Celebration of St. Petersburg's 300th Anniversary Planned for U.S.
Verena Dobnik

NEW YORK (AP) - The 300th anniversary of Russia's grandest city, St. Petersburg, will be celebrated in the United States with hundreds of art, music, dance and lecture events.

"St. Petersburg is a young city — only 300 years old — and in that way, it has a lot in common with the United States," said Mikhail Piotrovski, director of the Hermitage Museum in St. Petersburg, who spoke at a luncheon Tuesday to announce the plans.

Exhibits and performances related to St. Petersburg's heritage are planned in 2003 throughout the United States, including New York City, Baltimore, Washington, D.C., Atlanta, Ann Harbor, Michigan, and New Haven, Connecticut.

In New York, events include a spring exhibit at the Metropolitan Museum of Art, and a July visit by the Kirov Opera and its music director, Valery Gergiev, to the Metropolitan Opera, where Gergiev is principal guest conductor. A conference at Columbia University is also scheduled.

The New York Public Library for the Performing Arts is preparing an exhibit on the great dancer Vaslav Nijinsky, and the main branch of the library on Fifth Avenue will stage a fall show called "Russia Engages the World, 1453–1825."

In Washington, conductor Mstislav Rostropovich will appear with the National Symphony Orchestra at the Kennedy Center, where Gergiev will conduct the Kirov.

The Smithsonian Institution will offer performances, lectures and courses about St. Petersburg, and the University of Michigan at Ann Arbor will hold a lecture series, an art show and performances by the Kirov ballet and orchestra.
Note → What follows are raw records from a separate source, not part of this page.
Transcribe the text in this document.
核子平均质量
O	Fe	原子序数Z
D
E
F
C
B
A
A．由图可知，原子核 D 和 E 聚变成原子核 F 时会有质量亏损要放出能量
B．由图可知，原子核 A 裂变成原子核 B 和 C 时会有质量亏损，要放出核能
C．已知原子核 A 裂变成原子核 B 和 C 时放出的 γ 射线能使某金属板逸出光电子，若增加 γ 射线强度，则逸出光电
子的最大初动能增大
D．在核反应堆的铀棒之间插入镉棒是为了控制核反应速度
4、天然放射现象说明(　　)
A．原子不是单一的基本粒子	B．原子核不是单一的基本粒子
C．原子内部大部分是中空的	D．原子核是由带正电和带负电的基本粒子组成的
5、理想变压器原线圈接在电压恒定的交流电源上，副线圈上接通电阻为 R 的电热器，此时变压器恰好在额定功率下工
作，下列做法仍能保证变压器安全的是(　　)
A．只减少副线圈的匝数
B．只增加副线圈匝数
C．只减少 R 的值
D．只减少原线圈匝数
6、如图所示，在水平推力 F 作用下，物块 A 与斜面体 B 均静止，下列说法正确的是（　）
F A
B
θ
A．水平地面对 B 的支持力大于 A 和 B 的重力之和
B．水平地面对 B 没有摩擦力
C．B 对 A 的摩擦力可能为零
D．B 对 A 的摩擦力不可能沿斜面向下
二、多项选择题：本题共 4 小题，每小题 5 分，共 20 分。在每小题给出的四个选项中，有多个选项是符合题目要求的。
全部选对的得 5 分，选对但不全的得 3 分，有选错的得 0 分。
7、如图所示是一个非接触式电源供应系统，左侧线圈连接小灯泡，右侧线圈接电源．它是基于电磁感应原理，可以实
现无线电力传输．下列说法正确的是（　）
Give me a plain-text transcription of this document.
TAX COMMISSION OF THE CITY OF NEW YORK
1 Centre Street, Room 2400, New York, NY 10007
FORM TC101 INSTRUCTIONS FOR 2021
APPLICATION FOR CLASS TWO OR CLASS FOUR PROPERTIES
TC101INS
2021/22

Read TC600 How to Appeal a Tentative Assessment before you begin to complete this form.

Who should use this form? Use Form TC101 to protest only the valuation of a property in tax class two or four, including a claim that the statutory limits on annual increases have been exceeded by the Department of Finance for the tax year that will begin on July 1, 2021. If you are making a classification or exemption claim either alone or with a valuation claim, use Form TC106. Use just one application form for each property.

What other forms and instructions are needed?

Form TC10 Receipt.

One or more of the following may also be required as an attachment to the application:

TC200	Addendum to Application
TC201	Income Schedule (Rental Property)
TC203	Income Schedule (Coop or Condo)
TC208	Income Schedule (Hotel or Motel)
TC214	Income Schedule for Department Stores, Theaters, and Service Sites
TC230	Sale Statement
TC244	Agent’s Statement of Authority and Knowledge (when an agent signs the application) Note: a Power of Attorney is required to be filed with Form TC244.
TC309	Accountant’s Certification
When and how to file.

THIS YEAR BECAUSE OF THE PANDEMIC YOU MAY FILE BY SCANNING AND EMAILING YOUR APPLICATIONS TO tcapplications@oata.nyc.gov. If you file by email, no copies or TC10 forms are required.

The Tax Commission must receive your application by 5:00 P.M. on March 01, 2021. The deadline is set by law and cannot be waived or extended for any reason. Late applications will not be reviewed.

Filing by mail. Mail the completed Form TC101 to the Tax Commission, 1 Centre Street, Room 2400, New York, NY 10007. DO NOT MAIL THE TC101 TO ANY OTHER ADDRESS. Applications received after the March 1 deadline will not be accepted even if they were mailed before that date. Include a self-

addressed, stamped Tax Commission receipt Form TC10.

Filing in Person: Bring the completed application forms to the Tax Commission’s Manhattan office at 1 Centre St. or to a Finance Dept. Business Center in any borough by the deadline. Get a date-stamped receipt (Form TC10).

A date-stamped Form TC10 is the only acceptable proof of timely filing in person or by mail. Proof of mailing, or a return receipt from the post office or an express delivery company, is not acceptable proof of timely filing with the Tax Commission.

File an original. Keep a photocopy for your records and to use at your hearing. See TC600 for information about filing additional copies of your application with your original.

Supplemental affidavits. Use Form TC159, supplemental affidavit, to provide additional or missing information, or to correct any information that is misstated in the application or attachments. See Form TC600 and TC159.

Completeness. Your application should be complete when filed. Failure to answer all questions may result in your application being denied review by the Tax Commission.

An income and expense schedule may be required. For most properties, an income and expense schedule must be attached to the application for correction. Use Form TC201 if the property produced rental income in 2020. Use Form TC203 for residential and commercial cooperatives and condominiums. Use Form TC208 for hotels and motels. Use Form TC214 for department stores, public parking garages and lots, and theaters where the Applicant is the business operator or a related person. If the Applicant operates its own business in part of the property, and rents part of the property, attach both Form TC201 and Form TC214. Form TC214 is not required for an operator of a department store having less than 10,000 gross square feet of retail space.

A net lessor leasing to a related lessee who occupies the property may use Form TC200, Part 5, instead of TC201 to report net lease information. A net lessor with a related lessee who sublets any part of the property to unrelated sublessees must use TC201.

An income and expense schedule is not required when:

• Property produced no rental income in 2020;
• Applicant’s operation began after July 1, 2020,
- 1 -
St. Petersburg, known as Venice of the North, was founded on May 27, 1703, according to a meticulous urban plan envisioned by Czar Peter the Great. Its palaces, parks and boulevards surround the Neva River and a labyrinth of canals.

Under the Soviets, it was renamed Leningrad after the Bolshevik leader but got back its historic name after the fall of communism in 1991.